8.3 The warranty for only insignificant reductions in the suitability of the service is excluded. The strict liability according to § 536a para. 1 BGB for defects already existing at the time of conclusion of the contract is excluded.
9.1 The contract is concluded for an indefinite period. It can be terminated by either party with one month’s notice to the end of the month.
9.2 The right to terminate for good cause remains unaffected.
10.1 The parties will comply with the applicable data protection regulations and commit their employees involved in the contract to data secrecy.
10.2 The parties undertake to treat all confidential information and trade secrets of the other party obtained in the course of the contractual relationship as confidential for an unlimited period.
10.3 To provide the plemeo.ai Lite cloud software, the Provider uses external service providers within the framework of a data processing agreement pursuant to Art. 28 GDPR. The hosting infrastructure is provided by Hetzner Online GmbH, Industriestr. 25, 91710 Gunzenhausen, Germany. The data processing takes place exclusively within the European Union and complies with applicable data protection laws. Hetzner processes the data exclusively on the basis of documented instructions from the Provider, in accordance with a data processing agreement pursuant to Article 28 GDPR.

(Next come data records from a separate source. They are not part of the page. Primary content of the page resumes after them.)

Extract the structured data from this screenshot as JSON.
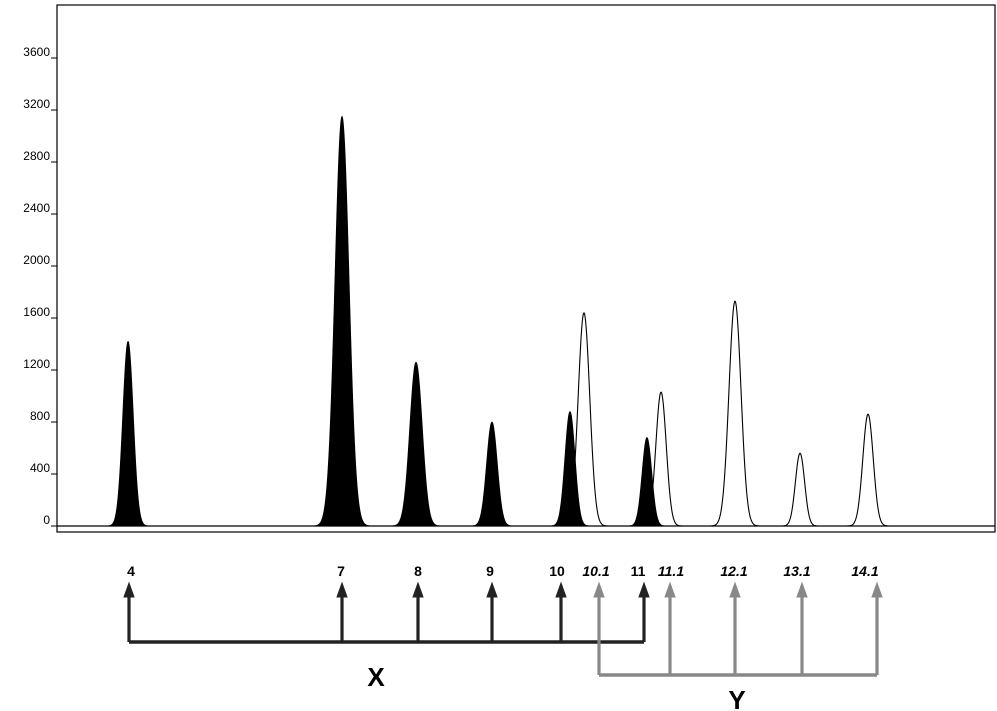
{
  "chart_data": {
    "type": "area",
    "title": "",
    "xlabel": "",
    "ylabel": "",
    "ylim": [
      0,
      3800
    ],
    "y_ticks": [
      "0",
      "400",
      "800",
      "1200",
      "1600",
      "2000",
      "2400",
      "2800",
      "3200",
      "3600"
    ],
    "grid": false,
    "legend": "none",
    "colors": {
      "x_series": "#000000",
      "y_series": "#000000",
      "y_arrow": "#888888",
      "x_arrow": "#222222"
    },
    "groups": [
      {
        "label": "X",
        "fill": "solid",
        "peaks": [
          {
            "label": "4",
            "height": 1420
          },
          {
            "label": "7",
            "height": 3150
          },
          {
            "label": "8",
            "height": 1260
          },
          {
            "label": "9",
            "height": 800
          },
          {
            "label": "10",
            "height": 880
          },
          {
            "label": "11",
            "height": 680
          }
        ]
      },
      {
        "label": "Y",
        "fill": "outline",
        "peaks": [
          {
            "label": "10.1",
            "height": 1640
          },
          {
            "label": "11.1",
            "height": 1030
          },
          {
            "label": "12.1",
            "height": 1730
          },
          {
            "label": "13.1",
            "height": 560
          },
          {
            "label": "14.1",
            "height": 860
          }
        ]
      }
    ]
  }
}
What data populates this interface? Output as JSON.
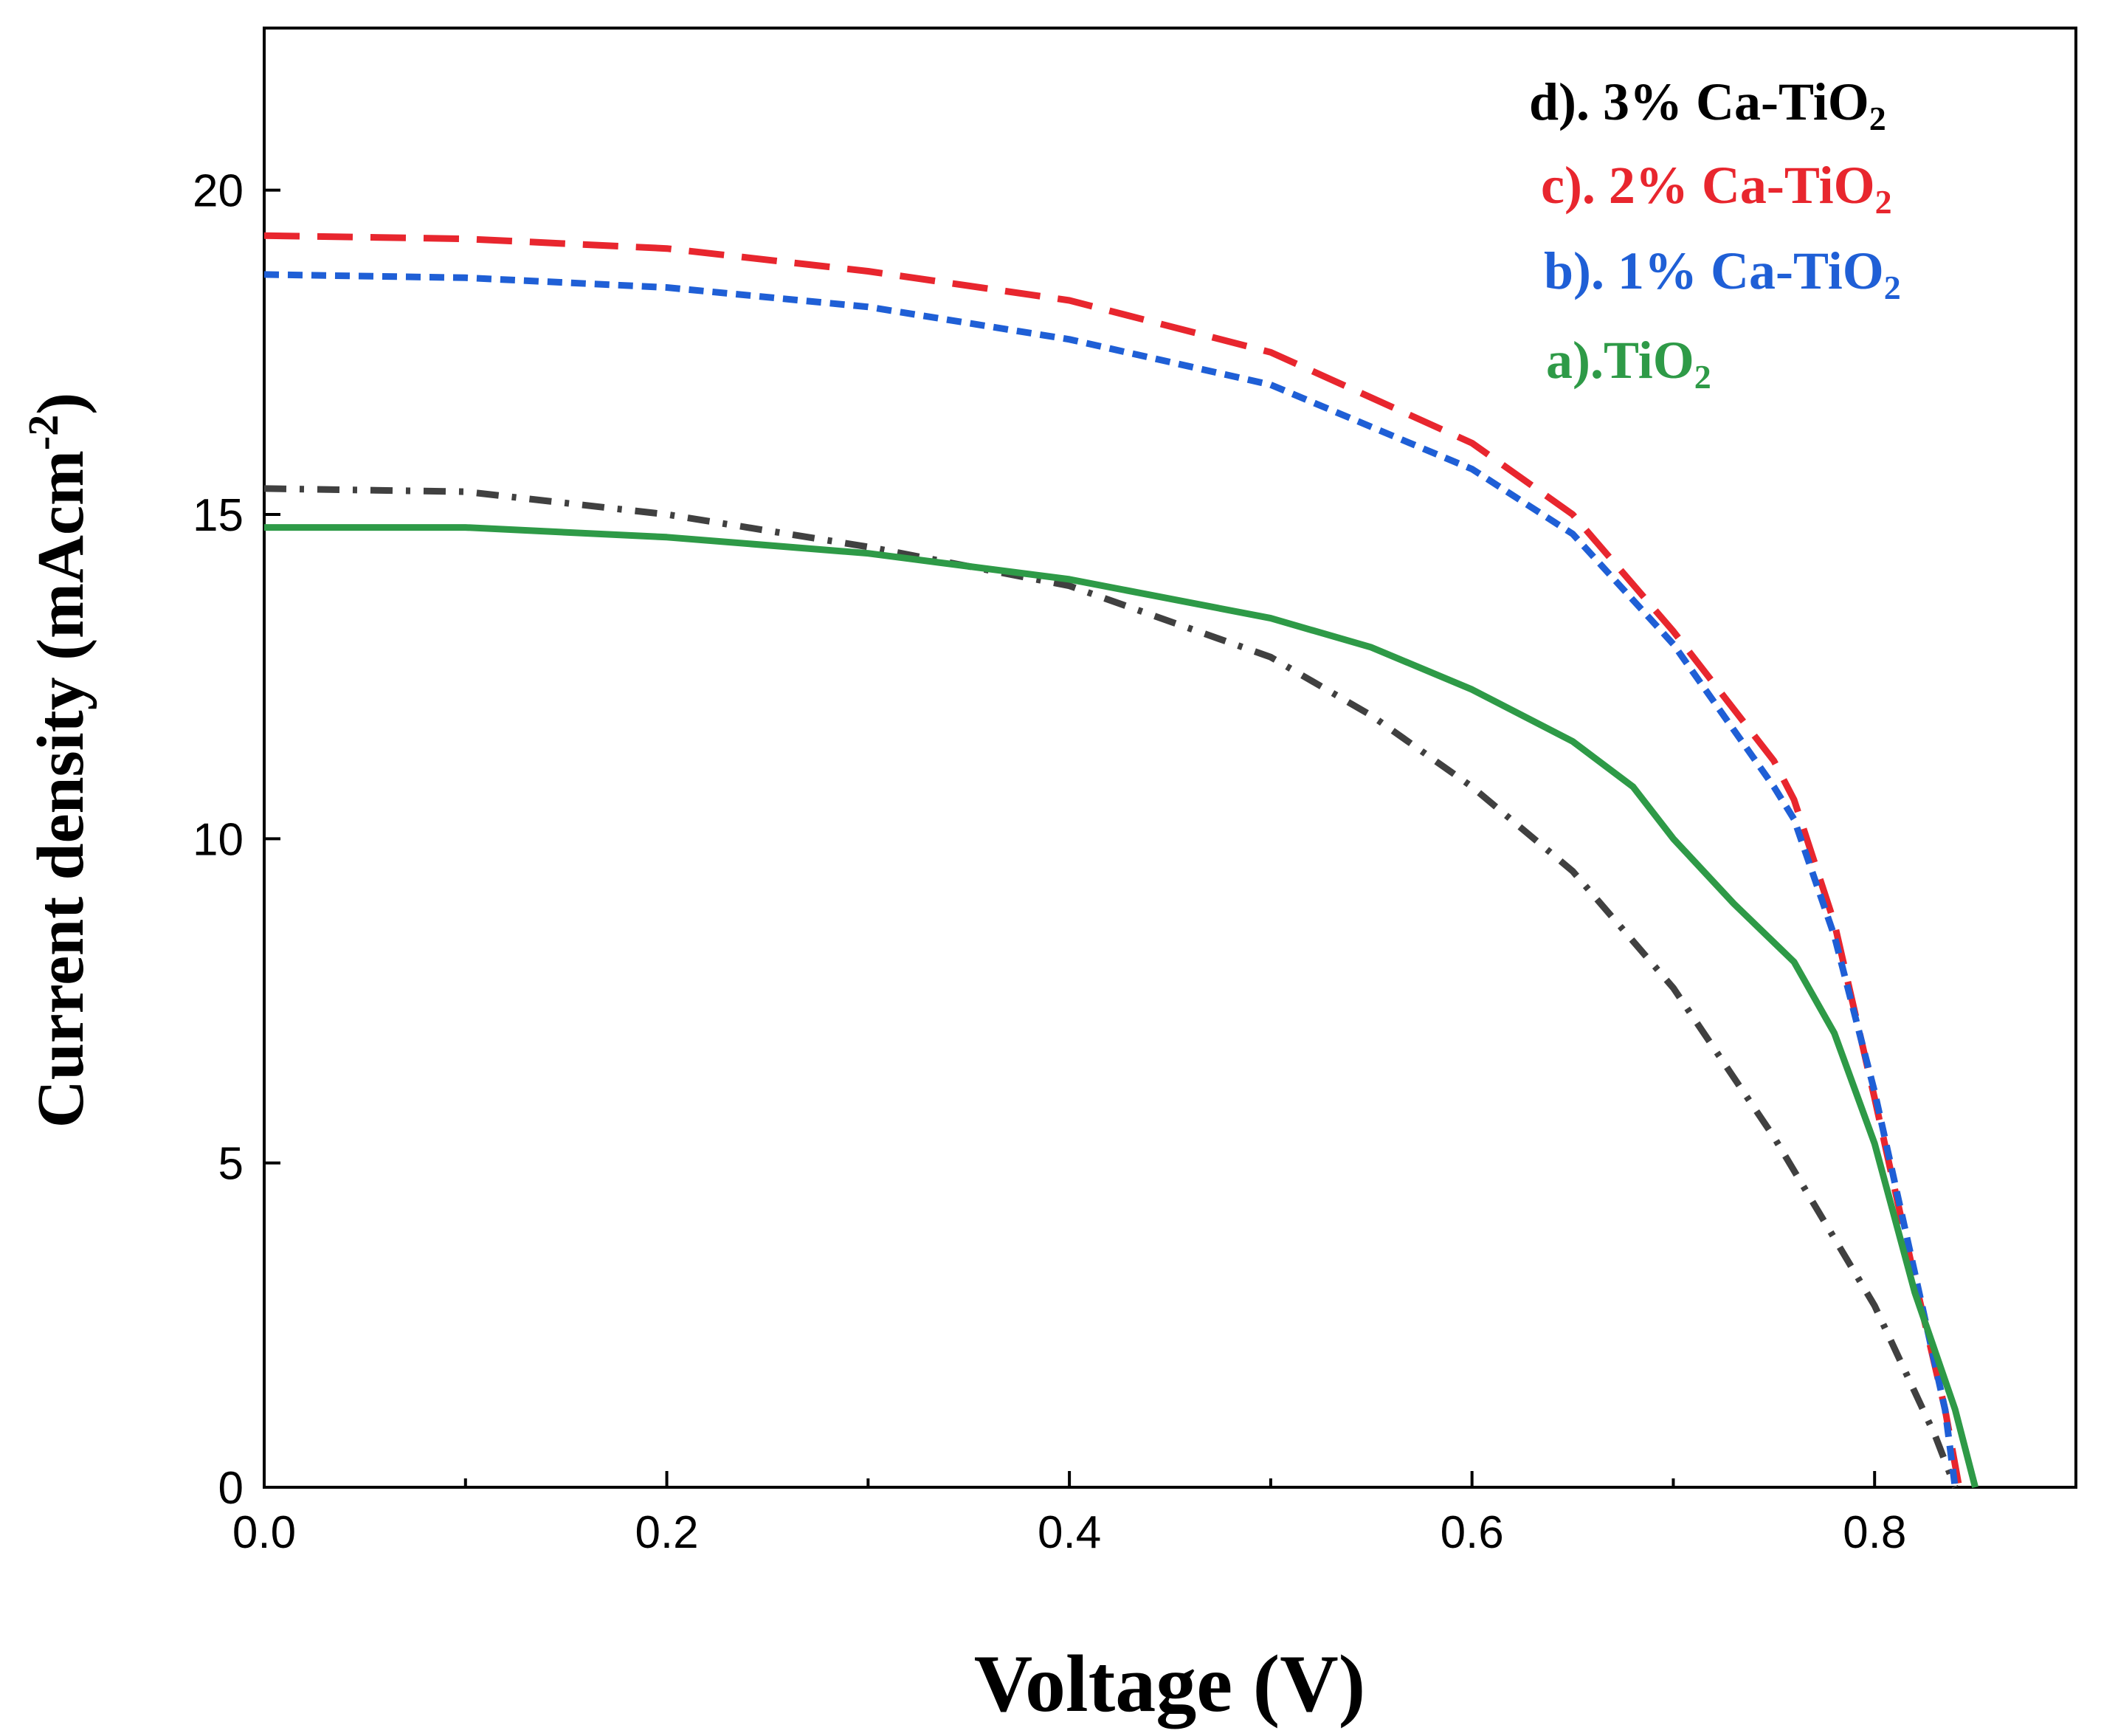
{
  "chart_data": {
    "type": "line",
    "title": "",
    "xlabel": "Voltage (V)",
    "ylabel_main": "Current density (mAcm",
    "ylabel_sup": "-2",
    "ylabel_close": ")",
    "xlim": [
      0.0,
      0.9
    ],
    "ylim": [
      0,
      22.5
    ],
    "x_ticks": [
      0.0,
      0.2,
      0.4,
      0.6,
      0.8
    ],
    "x_tick_labels": [
      "0.0",
      "0.2",
      "0.4",
      "0.6",
      "0.8"
    ],
    "x_minor_ticks": [
      0.1,
      0.3,
      0.5,
      0.7,
      0.9
    ],
    "y_ticks": [
      0,
      5,
      10,
      15,
      20
    ],
    "y_tick_labels": [
      "0",
      "5",
      "10",
      "15",
      "20"
    ],
    "legend_position": "top-right",
    "series": [
      {
        "name": "d). 3% Ca-TiO2",
        "label_main": "d). 3% Ca-TiO",
        "label_sub": "2",
        "color": "#404040",
        "style": "dashdot",
        "x": [
          0.0,
          0.1,
          0.2,
          0.3,
          0.4,
          0.5,
          0.55,
          0.6,
          0.65,
          0.7,
          0.75,
          0.8,
          0.83,
          0.84
        ],
        "y": [
          15.4,
          15.35,
          15.0,
          14.5,
          13.9,
          12.8,
          11.9,
          10.8,
          9.5,
          7.7,
          5.4,
          2.8,
          0.8,
          0.0
        ]
      },
      {
        "name": "c). 2% Ca-TiO2",
        "label_main": "c). 2% Ca-TiO",
        "label_sub": "2",
        "color": "#e8262e",
        "style": "longdash",
        "x": [
          0.0,
          0.1,
          0.2,
          0.3,
          0.4,
          0.5,
          0.6,
          0.65,
          0.7,
          0.75,
          0.76,
          0.78,
          0.8,
          0.82,
          0.835,
          0.842
        ],
        "y": [
          19.3,
          19.25,
          19.1,
          18.75,
          18.3,
          17.5,
          16.1,
          15.0,
          13.2,
          11.2,
          10.6,
          8.7,
          6.0,
          3.2,
          1.2,
          0.0
        ]
      },
      {
        "name": "b). 1% Ca-TiO2",
        "label_main": "b). 1% Ca-TiO",
        "label_sub": "2",
        "color": "#1f5fd6",
        "style": "dash",
        "x": [
          0.0,
          0.1,
          0.2,
          0.3,
          0.4,
          0.5,
          0.6,
          0.65,
          0.7,
          0.75,
          0.76,
          0.78,
          0.8,
          0.82,
          0.835,
          0.84
        ],
        "y": [
          18.7,
          18.65,
          18.5,
          18.2,
          17.7,
          17.0,
          15.7,
          14.7,
          13.0,
          10.8,
          10.3,
          8.5,
          6.1,
          3.3,
          1.2,
          0.0
        ]
      },
      {
        "name": "a).TiO2",
        "label_main": "a).TiO",
        "label_sub": "2",
        "color": "#2e9a47",
        "style": "solid",
        "x": [
          0.0,
          0.1,
          0.2,
          0.3,
          0.4,
          0.5,
          0.55,
          0.6,
          0.65,
          0.68,
          0.7,
          0.73,
          0.76,
          0.78,
          0.8,
          0.82,
          0.84,
          0.85
        ],
        "y": [
          14.8,
          14.8,
          14.65,
          14.4,
          14.0,
          13.4,
          12.95,
          12.3,
          11.5,
          10.8,
          10.0,
          9.0,
          8.1,
          7.0,
          5.3,
          3.0,
          1.2,
          0.0
        ]
      }
    ]
  }
}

11.1 Amendments and supplements to this contract must be made in writing. This also applies to the amendment of this written form clause.
11.2 Should individual provisions of this contract be invalid, this does not affect the validity of the remaining provisions.
11.3 The law of the Federal Republic of Germany applies, excluding the UN Sales Convention.
11.4 The exclusive place of jurisdiction for all disputes arising from and in connection with this contract is the Provider’s registered office. This Terms & Conditions Notice is regularly reviewed and updated as necessary. It was last reviewed by us on 2 2.07.2025.